MENYOAL KEMAMPUAN JURNALIS [TIK] DI ERA DISRUPTIF
Baca Juga
2 hari yang lalu,
ada salah seorang teman yang mengirimkan tautan berita dari sebuah website yang
mengaku sebagai portal untuk menebarkan Islam yang rahmatan lil’alamin, ke
group whatsapp yang saya ikuti.
Portal beritanya sih tidak masalah,
namun isi berita yang ditulis disana membuat yang membaca jadi tercengang. Apa soal?
Portal tersebut
menulis judul berita bahwa mantan napi teroris 99% memiliki background Muhammadiyah.

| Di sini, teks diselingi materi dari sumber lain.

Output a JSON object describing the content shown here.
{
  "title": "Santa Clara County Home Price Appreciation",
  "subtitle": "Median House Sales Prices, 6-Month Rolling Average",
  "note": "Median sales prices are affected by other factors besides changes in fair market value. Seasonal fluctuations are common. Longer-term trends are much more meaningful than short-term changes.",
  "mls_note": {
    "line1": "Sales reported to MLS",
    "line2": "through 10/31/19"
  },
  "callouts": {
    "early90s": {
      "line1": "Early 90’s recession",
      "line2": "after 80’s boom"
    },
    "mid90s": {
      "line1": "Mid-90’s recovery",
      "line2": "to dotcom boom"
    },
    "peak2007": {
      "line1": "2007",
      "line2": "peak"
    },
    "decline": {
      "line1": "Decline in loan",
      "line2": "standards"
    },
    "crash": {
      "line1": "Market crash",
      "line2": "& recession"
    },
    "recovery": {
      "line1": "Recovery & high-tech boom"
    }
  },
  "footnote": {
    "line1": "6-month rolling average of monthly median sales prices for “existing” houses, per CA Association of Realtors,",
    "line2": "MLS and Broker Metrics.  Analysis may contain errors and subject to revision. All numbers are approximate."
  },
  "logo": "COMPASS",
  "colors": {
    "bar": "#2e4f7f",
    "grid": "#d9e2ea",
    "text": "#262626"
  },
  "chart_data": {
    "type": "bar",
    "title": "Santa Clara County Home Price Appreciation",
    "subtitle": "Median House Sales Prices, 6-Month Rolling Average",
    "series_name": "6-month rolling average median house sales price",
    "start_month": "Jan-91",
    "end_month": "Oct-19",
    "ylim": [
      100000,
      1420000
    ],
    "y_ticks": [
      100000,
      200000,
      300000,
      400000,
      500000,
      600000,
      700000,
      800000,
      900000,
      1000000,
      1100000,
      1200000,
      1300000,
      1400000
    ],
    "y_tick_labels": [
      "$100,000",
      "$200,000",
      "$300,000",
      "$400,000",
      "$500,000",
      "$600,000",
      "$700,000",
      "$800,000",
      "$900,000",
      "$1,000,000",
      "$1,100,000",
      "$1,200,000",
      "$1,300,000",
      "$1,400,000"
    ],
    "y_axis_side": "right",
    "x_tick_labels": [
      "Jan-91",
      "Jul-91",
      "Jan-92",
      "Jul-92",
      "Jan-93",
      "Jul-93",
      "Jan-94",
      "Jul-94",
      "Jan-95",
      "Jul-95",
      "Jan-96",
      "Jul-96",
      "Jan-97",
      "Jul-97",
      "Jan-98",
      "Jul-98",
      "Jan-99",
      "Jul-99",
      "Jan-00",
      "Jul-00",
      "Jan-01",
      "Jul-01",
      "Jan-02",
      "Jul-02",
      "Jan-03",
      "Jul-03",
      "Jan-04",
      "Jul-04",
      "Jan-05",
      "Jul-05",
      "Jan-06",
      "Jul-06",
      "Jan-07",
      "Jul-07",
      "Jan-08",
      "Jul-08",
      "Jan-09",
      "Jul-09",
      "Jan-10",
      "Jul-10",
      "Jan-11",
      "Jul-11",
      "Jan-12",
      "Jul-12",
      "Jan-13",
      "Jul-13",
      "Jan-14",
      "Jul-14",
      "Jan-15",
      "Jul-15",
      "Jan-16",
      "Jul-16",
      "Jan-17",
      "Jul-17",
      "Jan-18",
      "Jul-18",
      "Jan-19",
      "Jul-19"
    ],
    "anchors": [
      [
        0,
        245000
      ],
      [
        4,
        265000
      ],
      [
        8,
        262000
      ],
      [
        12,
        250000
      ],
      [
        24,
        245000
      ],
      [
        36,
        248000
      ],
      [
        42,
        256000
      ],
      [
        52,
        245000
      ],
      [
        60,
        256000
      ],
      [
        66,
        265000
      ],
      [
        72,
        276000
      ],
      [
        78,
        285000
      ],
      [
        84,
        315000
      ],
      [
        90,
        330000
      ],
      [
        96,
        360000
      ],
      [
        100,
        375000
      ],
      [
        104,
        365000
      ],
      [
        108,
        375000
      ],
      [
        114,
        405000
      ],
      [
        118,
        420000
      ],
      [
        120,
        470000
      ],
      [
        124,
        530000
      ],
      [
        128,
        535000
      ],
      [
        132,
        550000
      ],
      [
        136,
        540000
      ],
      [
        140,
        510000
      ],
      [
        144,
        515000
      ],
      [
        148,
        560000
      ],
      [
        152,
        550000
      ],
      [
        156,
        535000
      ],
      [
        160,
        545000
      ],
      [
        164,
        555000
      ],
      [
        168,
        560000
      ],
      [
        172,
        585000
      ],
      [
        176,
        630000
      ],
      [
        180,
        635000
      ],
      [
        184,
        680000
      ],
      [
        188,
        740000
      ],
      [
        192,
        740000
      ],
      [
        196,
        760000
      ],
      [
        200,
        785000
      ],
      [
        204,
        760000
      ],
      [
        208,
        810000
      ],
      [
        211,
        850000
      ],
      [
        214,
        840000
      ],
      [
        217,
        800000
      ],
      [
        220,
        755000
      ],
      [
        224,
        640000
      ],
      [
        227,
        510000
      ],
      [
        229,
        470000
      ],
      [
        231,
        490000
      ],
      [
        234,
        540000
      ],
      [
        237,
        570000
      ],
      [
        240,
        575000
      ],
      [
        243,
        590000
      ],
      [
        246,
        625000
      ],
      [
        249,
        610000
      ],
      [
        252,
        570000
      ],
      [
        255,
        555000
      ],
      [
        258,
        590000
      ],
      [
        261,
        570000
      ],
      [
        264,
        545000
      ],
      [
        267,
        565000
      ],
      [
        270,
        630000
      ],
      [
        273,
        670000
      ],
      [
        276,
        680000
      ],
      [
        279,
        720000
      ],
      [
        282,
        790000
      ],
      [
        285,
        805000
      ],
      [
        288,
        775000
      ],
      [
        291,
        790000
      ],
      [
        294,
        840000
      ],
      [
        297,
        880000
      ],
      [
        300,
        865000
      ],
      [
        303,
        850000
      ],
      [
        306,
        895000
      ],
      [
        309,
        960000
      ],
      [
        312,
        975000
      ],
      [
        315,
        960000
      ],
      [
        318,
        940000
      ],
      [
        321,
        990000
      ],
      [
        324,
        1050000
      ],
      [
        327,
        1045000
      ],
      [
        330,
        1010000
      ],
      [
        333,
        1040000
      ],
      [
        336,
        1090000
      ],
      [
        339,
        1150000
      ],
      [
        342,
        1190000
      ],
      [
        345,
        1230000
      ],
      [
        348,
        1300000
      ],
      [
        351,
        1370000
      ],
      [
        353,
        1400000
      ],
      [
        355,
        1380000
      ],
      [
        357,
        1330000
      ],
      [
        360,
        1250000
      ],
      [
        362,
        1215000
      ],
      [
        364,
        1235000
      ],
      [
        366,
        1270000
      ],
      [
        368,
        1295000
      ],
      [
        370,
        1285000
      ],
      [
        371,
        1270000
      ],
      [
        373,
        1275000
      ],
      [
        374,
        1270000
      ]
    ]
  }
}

Sontak saja tautan berita ini
membuat kami geger, karena sudah
terang-terangan mencatut nama Muhammadiyah dalam pemberitaannya. Beberapa rekan
kader yang juga bekerja sebagai wartawan, menyarankan untuk tidak terprovokasi
dengan tautan berita tersebut, dan menunggu tabayyun
atau klarifikasi dari si pihak pembuat berita. Satu hari ditunggu, tidak muncul
juga klarifikasi yang diminta, hingga tadi pagi, salah seorang penulis novel
terkenal yang juga kader Muhammadiyah, akhirnya angkat suara menulis tanggapan
terhadap pemberitaan tersebut melalui platform
media social yang didirikannya beberapa tahun yang lalu.
Ia mencoba
mengkritisi berita tersebut dari sudut pandang metode dan hasil penelitian yang
diungkapkan oleh narasumber, yang ditulis dalam tautan tersebut. Sebagai jebolan
S2 dari Australia yang juga sudah malang melintang dalam dunia literasi, tentu
tidak sulit mengkritisi isi berita tersebut dari sisi metode dan penyimpulan.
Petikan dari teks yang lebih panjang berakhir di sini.